Race and casting for films

Some groups believe that minority actors are still underrepresented in film

SamuraiFrog wrote: “A lot of people have expressed the sentiment that casting Benedict Cumberbatch as Khan in Star Trek Into Darkness is whitewashing; taking an ethnic character and casting a white actor in the role. My question, though: is it, actually?”

I had some thoughts even before addressing the core question. One is that I feel really lucky that I don’t read whatever sites go on kvetching about this stuff. Not that it’s not a legitimate source of conversation, but that too many of the participants, I’ve discovered, are REALLY ANNOYING.

More substantially, one can’t really talk about the specific example without talking at least briefly about the broader topic.

Most European and American movies from the beginning, featured white folks, often in roles that, arguably could have been played by a black man (Orson Welles as Othello in the 1952 iteration) or Asian (various roles in the Charlie Chan movies). When I saw Rita Moreno on CBS Sunday Morning a few months ago, she talked about being typecast as that fiery ethnic.

Now that we are in a more presumably enlightened age, when films are cast, there is an attempt to make the canvas more diverse. This, BTW, is not just fairer, it’s good economics, with minority kids having characters they might relate to. Marvel Comics universe in the 1960s was mostly white, so when they make films of their franchise players, some supporting characters that had been white aren’t anymore. A black Kingpin (Michael Clarke Duncan), the villain in the Daredevil film, e.g.

Indeed, as I’ve mentioned, my old blogging buddy Greg Burgas used to play this recast movie game. I was often finding women or minorities to play roles historically associated with white men, to correct the historical institutional racism and sexism.

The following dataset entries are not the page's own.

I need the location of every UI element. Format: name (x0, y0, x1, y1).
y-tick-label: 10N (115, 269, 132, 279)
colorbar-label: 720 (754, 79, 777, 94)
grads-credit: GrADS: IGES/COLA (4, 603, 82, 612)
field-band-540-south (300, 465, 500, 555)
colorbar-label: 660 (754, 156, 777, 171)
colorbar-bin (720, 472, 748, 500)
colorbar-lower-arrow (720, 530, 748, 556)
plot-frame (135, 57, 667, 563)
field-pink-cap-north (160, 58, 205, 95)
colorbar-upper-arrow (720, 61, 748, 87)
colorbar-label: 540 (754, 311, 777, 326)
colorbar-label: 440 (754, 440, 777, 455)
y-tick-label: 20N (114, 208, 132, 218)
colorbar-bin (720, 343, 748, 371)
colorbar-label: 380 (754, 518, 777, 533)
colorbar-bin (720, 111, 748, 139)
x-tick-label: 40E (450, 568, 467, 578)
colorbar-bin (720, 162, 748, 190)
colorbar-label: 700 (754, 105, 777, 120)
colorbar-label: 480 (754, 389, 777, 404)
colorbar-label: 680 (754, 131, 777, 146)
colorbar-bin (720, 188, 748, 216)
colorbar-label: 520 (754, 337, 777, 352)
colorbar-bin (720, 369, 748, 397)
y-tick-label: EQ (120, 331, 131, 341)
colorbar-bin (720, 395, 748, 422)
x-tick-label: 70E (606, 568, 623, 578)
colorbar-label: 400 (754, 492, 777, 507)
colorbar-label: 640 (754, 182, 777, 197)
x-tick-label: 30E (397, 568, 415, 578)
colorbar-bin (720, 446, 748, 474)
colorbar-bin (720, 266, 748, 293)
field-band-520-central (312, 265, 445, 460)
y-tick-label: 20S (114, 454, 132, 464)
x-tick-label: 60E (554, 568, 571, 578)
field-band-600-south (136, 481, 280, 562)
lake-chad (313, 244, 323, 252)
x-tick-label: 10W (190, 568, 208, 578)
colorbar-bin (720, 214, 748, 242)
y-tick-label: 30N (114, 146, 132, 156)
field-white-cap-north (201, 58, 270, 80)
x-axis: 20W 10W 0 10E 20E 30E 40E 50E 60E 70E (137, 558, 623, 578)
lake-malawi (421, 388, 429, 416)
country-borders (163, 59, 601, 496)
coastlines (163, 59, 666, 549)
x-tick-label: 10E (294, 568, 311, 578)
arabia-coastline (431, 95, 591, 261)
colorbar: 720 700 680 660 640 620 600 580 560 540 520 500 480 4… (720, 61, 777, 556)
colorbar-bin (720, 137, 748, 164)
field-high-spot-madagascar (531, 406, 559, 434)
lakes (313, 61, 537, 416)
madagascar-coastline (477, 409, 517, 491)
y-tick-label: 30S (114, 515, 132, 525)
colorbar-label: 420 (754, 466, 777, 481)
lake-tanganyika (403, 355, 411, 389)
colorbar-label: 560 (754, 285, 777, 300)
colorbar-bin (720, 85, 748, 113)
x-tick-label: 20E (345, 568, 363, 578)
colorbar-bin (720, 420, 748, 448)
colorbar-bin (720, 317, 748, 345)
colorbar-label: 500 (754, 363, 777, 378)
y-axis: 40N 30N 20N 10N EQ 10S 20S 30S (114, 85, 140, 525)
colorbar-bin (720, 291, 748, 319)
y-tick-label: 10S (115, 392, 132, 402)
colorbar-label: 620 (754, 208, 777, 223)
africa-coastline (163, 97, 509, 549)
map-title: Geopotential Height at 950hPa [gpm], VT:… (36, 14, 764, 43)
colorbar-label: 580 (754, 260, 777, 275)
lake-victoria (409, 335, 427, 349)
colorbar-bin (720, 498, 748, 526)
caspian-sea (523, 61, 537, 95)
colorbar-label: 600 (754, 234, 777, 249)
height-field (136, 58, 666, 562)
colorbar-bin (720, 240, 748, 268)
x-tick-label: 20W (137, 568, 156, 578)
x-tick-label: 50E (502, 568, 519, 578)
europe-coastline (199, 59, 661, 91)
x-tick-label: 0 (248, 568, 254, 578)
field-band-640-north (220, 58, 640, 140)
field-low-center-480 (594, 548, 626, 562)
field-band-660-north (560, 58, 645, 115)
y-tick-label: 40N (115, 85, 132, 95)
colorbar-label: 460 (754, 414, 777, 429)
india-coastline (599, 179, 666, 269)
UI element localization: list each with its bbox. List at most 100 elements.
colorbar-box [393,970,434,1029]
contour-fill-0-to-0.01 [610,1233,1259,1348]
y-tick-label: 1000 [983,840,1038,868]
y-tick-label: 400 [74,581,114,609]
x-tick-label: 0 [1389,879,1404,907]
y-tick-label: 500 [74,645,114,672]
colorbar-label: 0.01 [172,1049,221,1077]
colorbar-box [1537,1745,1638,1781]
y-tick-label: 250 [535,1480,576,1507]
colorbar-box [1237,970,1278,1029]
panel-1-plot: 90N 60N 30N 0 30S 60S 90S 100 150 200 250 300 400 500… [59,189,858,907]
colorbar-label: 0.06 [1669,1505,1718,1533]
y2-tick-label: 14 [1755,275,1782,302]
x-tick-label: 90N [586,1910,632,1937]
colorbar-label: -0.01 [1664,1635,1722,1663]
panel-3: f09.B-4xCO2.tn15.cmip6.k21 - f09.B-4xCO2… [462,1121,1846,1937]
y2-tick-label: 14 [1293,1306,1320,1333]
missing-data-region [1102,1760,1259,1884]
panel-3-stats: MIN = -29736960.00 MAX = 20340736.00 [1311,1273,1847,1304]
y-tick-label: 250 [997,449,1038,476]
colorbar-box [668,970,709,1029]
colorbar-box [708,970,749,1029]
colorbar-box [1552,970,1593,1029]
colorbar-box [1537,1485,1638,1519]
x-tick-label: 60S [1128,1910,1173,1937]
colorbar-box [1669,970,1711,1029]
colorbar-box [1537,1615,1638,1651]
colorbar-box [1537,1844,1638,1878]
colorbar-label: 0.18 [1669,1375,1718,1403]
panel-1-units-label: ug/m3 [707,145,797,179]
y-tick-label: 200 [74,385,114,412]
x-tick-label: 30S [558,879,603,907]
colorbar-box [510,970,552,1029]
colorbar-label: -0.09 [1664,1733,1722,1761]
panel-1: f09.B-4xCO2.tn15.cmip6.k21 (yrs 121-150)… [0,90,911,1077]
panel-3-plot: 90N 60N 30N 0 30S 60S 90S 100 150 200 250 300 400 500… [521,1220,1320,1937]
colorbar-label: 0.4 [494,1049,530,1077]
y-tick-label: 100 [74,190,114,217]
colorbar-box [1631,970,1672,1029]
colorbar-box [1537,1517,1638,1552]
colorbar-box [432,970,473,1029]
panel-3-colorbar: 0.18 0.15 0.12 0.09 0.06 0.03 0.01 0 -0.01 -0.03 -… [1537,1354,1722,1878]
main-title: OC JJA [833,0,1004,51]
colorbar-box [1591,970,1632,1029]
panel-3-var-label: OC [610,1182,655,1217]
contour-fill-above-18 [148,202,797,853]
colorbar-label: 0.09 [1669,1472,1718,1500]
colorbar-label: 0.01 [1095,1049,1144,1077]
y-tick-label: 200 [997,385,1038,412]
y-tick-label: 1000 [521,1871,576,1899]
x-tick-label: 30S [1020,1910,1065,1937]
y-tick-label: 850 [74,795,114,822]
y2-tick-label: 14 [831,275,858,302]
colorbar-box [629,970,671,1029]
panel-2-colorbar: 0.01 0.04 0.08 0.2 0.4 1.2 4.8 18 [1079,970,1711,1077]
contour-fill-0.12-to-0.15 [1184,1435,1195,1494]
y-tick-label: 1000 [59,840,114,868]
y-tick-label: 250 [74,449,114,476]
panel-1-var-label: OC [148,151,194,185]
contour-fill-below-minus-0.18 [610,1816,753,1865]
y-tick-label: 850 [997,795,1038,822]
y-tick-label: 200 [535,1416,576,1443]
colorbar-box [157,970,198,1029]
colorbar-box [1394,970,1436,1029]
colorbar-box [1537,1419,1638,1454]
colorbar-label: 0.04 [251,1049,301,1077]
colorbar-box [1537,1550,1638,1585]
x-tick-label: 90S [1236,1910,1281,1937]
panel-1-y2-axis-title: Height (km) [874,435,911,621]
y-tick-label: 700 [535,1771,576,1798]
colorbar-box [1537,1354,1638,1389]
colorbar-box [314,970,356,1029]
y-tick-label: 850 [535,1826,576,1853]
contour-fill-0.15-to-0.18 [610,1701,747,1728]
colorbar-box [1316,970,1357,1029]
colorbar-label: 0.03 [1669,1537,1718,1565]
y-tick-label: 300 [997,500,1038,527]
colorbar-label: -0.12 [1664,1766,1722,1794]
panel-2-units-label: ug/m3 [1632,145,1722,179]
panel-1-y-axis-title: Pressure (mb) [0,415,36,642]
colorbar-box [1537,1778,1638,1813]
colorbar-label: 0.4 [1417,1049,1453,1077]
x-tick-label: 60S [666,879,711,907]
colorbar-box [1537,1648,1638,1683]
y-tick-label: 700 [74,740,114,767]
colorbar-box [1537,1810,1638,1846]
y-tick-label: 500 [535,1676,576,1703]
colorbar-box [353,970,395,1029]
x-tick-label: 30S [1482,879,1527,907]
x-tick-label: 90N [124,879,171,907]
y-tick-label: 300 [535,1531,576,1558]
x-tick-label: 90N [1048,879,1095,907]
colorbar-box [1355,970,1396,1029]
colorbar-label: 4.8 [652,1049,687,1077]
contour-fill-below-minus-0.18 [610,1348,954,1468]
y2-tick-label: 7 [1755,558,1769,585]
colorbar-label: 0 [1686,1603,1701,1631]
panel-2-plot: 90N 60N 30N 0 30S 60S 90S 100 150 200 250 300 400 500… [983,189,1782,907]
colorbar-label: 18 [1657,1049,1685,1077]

Still, some groups believe that minority actors are still underrepresented in film. When a clearly ethnic role is cast with a white actor (Johnny Depp as the American Indian role of Tonto in the 2013 Lone Ranger movie, e.g.), the charge of “whitewashing” comes up.

The character Khan Noonien Singh, played by the late, great Ricardo Montalbán was not specifically a Hispanic character. Arguably, it’s an Asian name, though, with all the interracial (and interspecies) marriages in the future, the look may have changed by then.

I’m always willing to note when things are wrong, yet I’m just not feeling this as a real issue. Still, I really appreciate Mr. Frog actually thinking about these issues in an insightful way.

Author: Roger

I'm a librarian. I hear music, even when it's not being played. I used to work at a comic book store, and it still informs my life. I won once on JEOPARDY! - ditto.

2 thoughts on “Race and casting for films”

  1. I do think Johnny Depp as Tonto is pretty egregious. And I just want to clarify that when asking about whitewashing, I was specifically only referring to Benedict Cumberbatch playing Khan.

    Back when the Hunger Games movie came out, I wrote something on my blog expressing disappointment at the people who said that because Rue was played by a black actress, her death became less sad or sympathetic (if you look at the cues in the book, Rue is clearly black, but a lot of readers had missed it). Someone in the comments took me to task for it, and used the example of Michael Clarke Duncan playing the Kingpin as “wrong” because Wilson Fisk was always white in the comics, and compared it to a white actor playing Martin Luther King Jr. in a movie, which I think illustrates… well, something.

  2. I don’t see any problem switching the races of characters unless it somehow influences the plot.

    I do think there’s not enough non-white representation in movies, particularly in positive roles and in science fiction. However, I also know that when directors make the decision to have a more diverse cast there are often complaints from the fan base, which is what I think SF is referring to in his comment above.